Einfaches Handling, volle Funktionsfähigkeit selbst unter erschwerten Umgebungen, hohe Echtzeit-Fähigkeit und minimale Kosten: Diese Anforderungen stellt die Industrie nicht nur an Bus-Systeme, sondern auch an die entsprechenden Entwicklungswerkzeuge. Nicht zuletzt wird die Entscheidung, welches Bus-System verwendet werden soll, maßgeblich dadurch beeinflusst, welche Tools auf dem Markt sind, um die Entwicklung zu unterstützen oder gar erst zu ermöglichen.


Einer der am Markt vertretenen Tools ist Cantray der von hse-electronic. Cantrax wurde als komplettes, robustes und handliches Ana­lyse- und Testzentrum für CAN-Bussysteme aller Art konzipiert.

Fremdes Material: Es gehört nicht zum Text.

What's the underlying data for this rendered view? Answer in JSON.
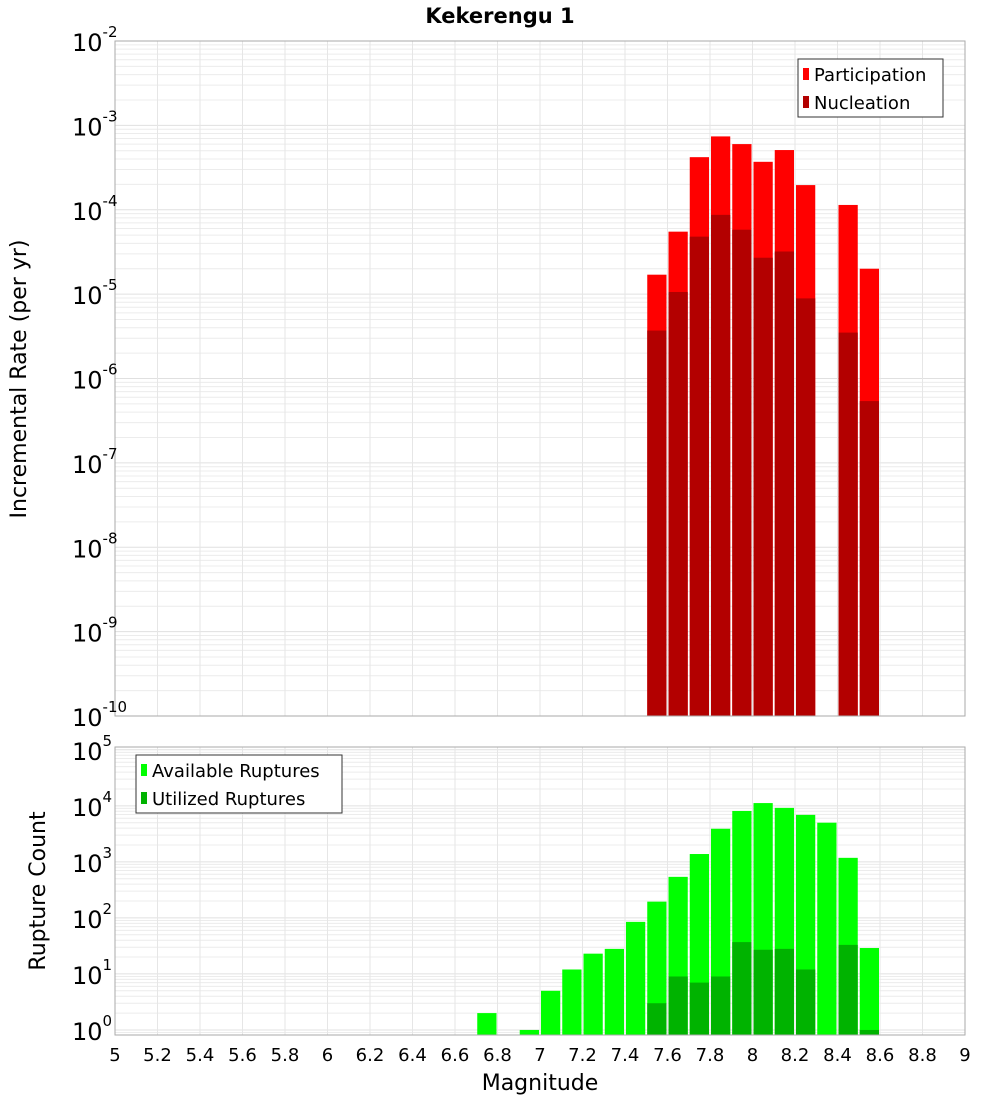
{
  "chart_data": [
    {
      "type": "bar",
      "title": "Kekerengu 1",
      "xlabel": "",
      "ylabel": "Incremental Rate (per yr)",
      "yscale": "log",
      "ylim": [
        1e-10,
        0.01
      ],
      "xlim": [
        5,
        9
      ],
      "bin_width": 0.1,
      "x": [
        7.55,
        7.65,
        7.75,
        7.85,
        7.95,
        8.05,
        8.15,
        8.25,
        8.45,
        8.55
      ],
      "series": [
        {
          "name": "Participation",
          "color": "#ff0000",
          "values": [
            1.7e-05,
            5.5e-05,
            0.00042,
            0.00074,
            0.0006,
            0.00037,
            0.00051,
            0.000196,
            0.000114,
            2e-05
          ]
        },
        {
          "name": "Nucleation",
          "color": "#b30000",
          "values": [
            3.7e-06,
            1.06e-05,
            4.8e-05,
            8.7e-05,
            5.8e-05,
            2.7e-05,
            3.2e-05,
            8.9e-06,
            3.5e-06,
            5.4e-07
          ]
        }
      ],
      "legend": "top-right",
      "grid": true,
      "ytick_exponents": [
        "-2",
        "-3",
        "-4",
        "-5",
        "-6",
        "-7",
        "-8",
        "-9",
        "-10"
      ]
    },
    {
      "type": "bar",
      "title": "",
      "xlabel": "Magnitude",
      "ylabel": "Rupture Count",
      "yscale": "log",
      "ylim_exponents": [
        -0.09,
        5.05
      ],
      "xlim": [
        5,
        9
      ],
      "bin_width": 0.1,
      "x": [
        6.75,
        6.95,
        7.05,
        7.15,
        7.25,
        7.35,
        7.45,
        7.55,
        7.65,
        7.75,
        7.85,
        7.95,
        8.05,
        8.15,
        8.25,
        8.35,
        8.45,
        8.55
      ],
      "series": [
        {
          "name": "Available Ruptures",
          "color": "#00ff00",
          "values": [
            2,
            1,
            5,
            12,
            23,
            28,
            85,
            195,
            540,
            1380,
            3900,
            8100,
            11200,
            9200,
            6900,
            5000,
            1180,
            29
          ]
        },
        {
          "name": "Utilized Ruptures",
          "color": "#00b300",
          "values": [
            0,
            0,
            0,
            0,
            0,
            0,
            0,
            3,
            9,
            7,
            9,
            37,
            27,
            28,
            12,
            0,
            33,
            1
          ]
        }
      ],
      "legend": "top-left",
      "grid": true,
      "ytick_exponents": [
        "5",
        "4",
        "3",
        "2",
        "1",
        "0"
      ],
      "xtick_labels": [
        "5",
        "5.2",
        "5.4",
        "5.6",
        "5.8",
        "6",
        "6.2",
        "6.4",
        "6.6",
        "6.8",
        "7",
        "7.2",
        "7.4",
        "7.6",
        "7.8",
        "8",
        "8.2",
        "8.4",
        "8.6",
        "8.8",
        "9"
      ]
    }
  ],
  "ytick_base": "10"
}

Es bietet Funktionsvielfalt bei komfortabler Bedienbarkeit. Cantrax ist in einem relativ kleinen und vollständig gekapselten Gehäuse untergebracht. Die Einheit wiegt weniger als 400 g. Das Gehäuse ist mit einer staub- und feuchtigkeitsresistenten Folientastatur ausgestattet. Die Visualisierung der Daten erfolgt durch eine hintergrundbeleuchtete Vollgrafik-LCD. Die Leistungsaufnahme beträgt weniger als 3W. Die Bedienung erfolgt durch ei­ne menügesteuerte Benutzerführung. Sie ist daher ohne aufwendige Schulungen leicht erlernbar. Cantrax unterstützt CAN 2.0A (standard 11 Bit ID) und 2.0B (extended 29 Bit ID). Die automatische Baudratenerkennung vereinfacht den Umgang mit unbekannten CAN-Bus-Netzen.

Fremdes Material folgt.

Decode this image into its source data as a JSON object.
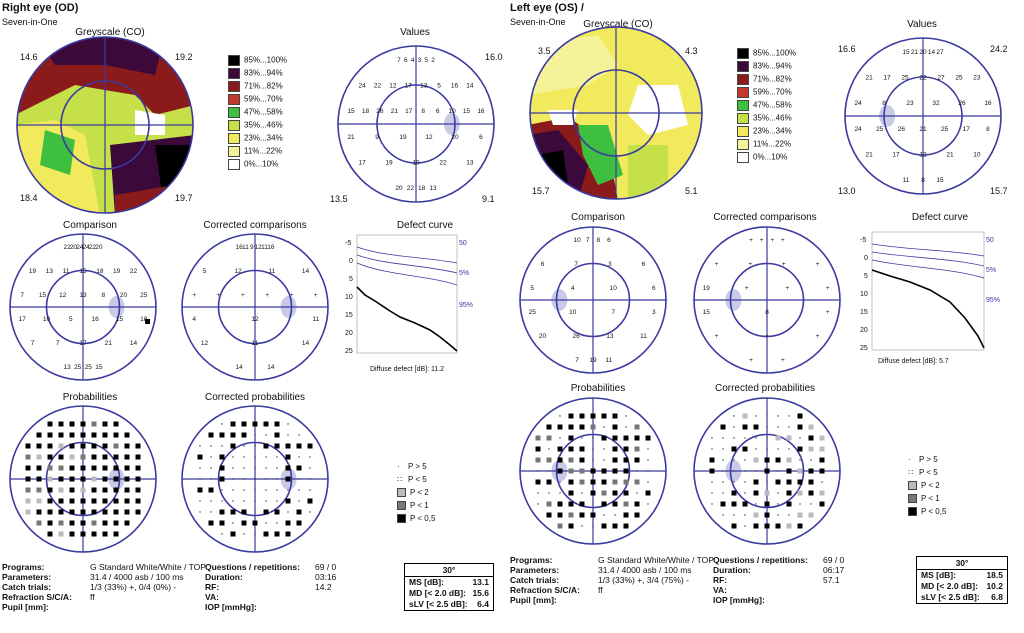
{
  "od": {
    "title": "Right eye (OD)",
    "subtitle": "Seven-in-One",
    "greyscale_title": "Greyscale (CO)",
    "greyscale_corners": [
      "14.6",
      "19.2",
      "18.4",
      "19.7"
    ],
    "values_title": "Values",
    "values_corners": [
      "",
      "16.0",
      "13.5",
      "9.1"
    ],
    "comparison_title": "Comparison",
    "corrected_comparisons_title": "Corrected comparisons",
    "defect_curve_title": "Defect curve",
    "diffuse_defect": "Diffuse defect [dB]: 11.2",
    "probabilities_title": "Probabilities",
    "corrected_probabilities_title": "Corrected probabilities",
    "params": {
      "programs_label": "Programs:",
      "programs_value": "G Standard  White/White / TOP",
      "parameters_label": "Parameters:",
      "parameters_value": "31.4 / 4000 asb / 100 ms",
      "catch_label": "Catch trials:",
      "catch_value": "1/3 (33%) +, 0/4 (0%) -",
      "refraction_label": "Refraction S/C/A:",
      "refraction_value": "ff",
      "pupil_label": "Pupil [mm]:",
      "pupil_value": "",
      "questions_label": "Questions / repetitions:",
      "questions_value": "69 / 0",
      "duration_label": "Duration:",
      "duration_value": "03:16",
      "rf_label": "RF:",
      "rf_value": "14.2",
      "va_label": "VA:",
      "va_value": "",
      "iop_label": "IOP [mmHg]:",
      "iop_value": ""
    },
    "summary": {
      "header": "30°",
      "ms_label": "MS [dB]:",
      "ms_value": "13.1",
      "md_label": "MD [< 2.0 dB]:",
      "md_value": "15.6",
      "slv_label": "sLV [< 2.5 dB]:",
      "slv_value": "6.4"
    }
  },
  "os": {
    "title": "Left eye (OS) /",
    "subtitle": "Seven-in-One",
    "greyscale_title": "Greyscale (CO)",
    "greyscale_corners": [
      "3.5",
      "4.3",
      "15.7",
      "5.1"
    ],
    "values_title": "Values",
    "values_corners": [
      "16.6",
      "24.2",
      "13.0",
      "15.7"
    ],
    "comparison_title": "Comparison",
    "corrected_comparisons_title": "Corrected comparisons",
    "defect_curve_title": "Defect curve",
    "diffuse_defect": "Diffuse defect [dB]: 5.7",
    "probabilities_title": "Probabilities",
    "corrected_probabilities_title": "Corrected probabilities",
    "params": {
      "programs_label": "Programs:",
      "programs_value": "G Standard  White/White / TOP",
      "parameters_label": "Parameters:",
      "parameters_value": "31.4 / 4000 asb / 100 ms",
      "catch_label": "Catch trials:",
      "catch_value": "1/3 (33%) +, 3/4 (75%) -",
      "refraction_label": "Refraction S/C/A:",
      "refraction_value": "ff",
      "pupil_label": "Pupil [mm]:",
      "pupil_value": "",
      "questions_label": "Questions / repetitions:",
      "questions_value": "69 / 0",
      "duration_label": "Duration:",
      "duration_value": "06:17",
      "rf_label": "RF:",
      "rf_value": "57.1",
      "va_label": "VA:",
      "va_value": "",
      "iop_label": "IOP [mmHg]:",
      "iop_value": ""
    },
    "summary": {
      "header": "30°",
      "ms_label": "MS [dB]:",
      "ms_value": "18.5",
      "md_label": "MD [< 2.0 dB]:",
      "md_value": "10.2",
      "slv_label": "sLV [< 2.5 dB]:",
      "slv_value": "6.8"
    }
  },
  "greyscale_legend": [
    {
      "label": "85%...100%",
      "color": "#000000"
    },
    {
      "label": "83%...94%",
      "color": "#3b0a3b"
    },
    {
      "label": "71%...82%",
      "color": "#8b1a1a"
    },
    {
      "label": "59%...70%",
      "color": "#c43a2a"
    },
    {
      "label": "47%...58%",
      "color": "#3fbf3f"
    },
    {
      "label": "35%...46%",
      "color": "#c6e04a"
    },
    {
      "label": "23%...34%",
      "color": "#f0ea5c"
    },
    {
      "label": "11%...22%",
      "color": "#f6f29a"
    },
    {
      "label": "0%...10%",
      "color": "#ffffff"
    }
  ],
  "prob_legend": [
    {
      "label": "P > 5"
    },
    {
      "label": "P < 5"
    },
    {
      "label": "P < 2"
    },
    {
      "label": "P < 1"
    },
    {
      "label": "P < 0,5"
    }
  ],
  "defect_curve_labels": {
    "y_ticks": [
      "-5",
      "0",
      "5",
      "10",
      "15",
      "20",
      "25"
    ],
    "right": [
      "50",
      "5%",
      "95%"
    ]
  }
}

Die Firmware ist in einem Flash-Speicher abgespeichert. Cantrax ist daher direkt nach dem Einschalten sofort betriebsbereit. Durch ein einfaches Update der Firmware über einen PC via RS232 kann eine alter­native Firmware geladen werden. Das bedeutet, dass CANTrax über die Firmware kundenspezifisch angepasst werden kann.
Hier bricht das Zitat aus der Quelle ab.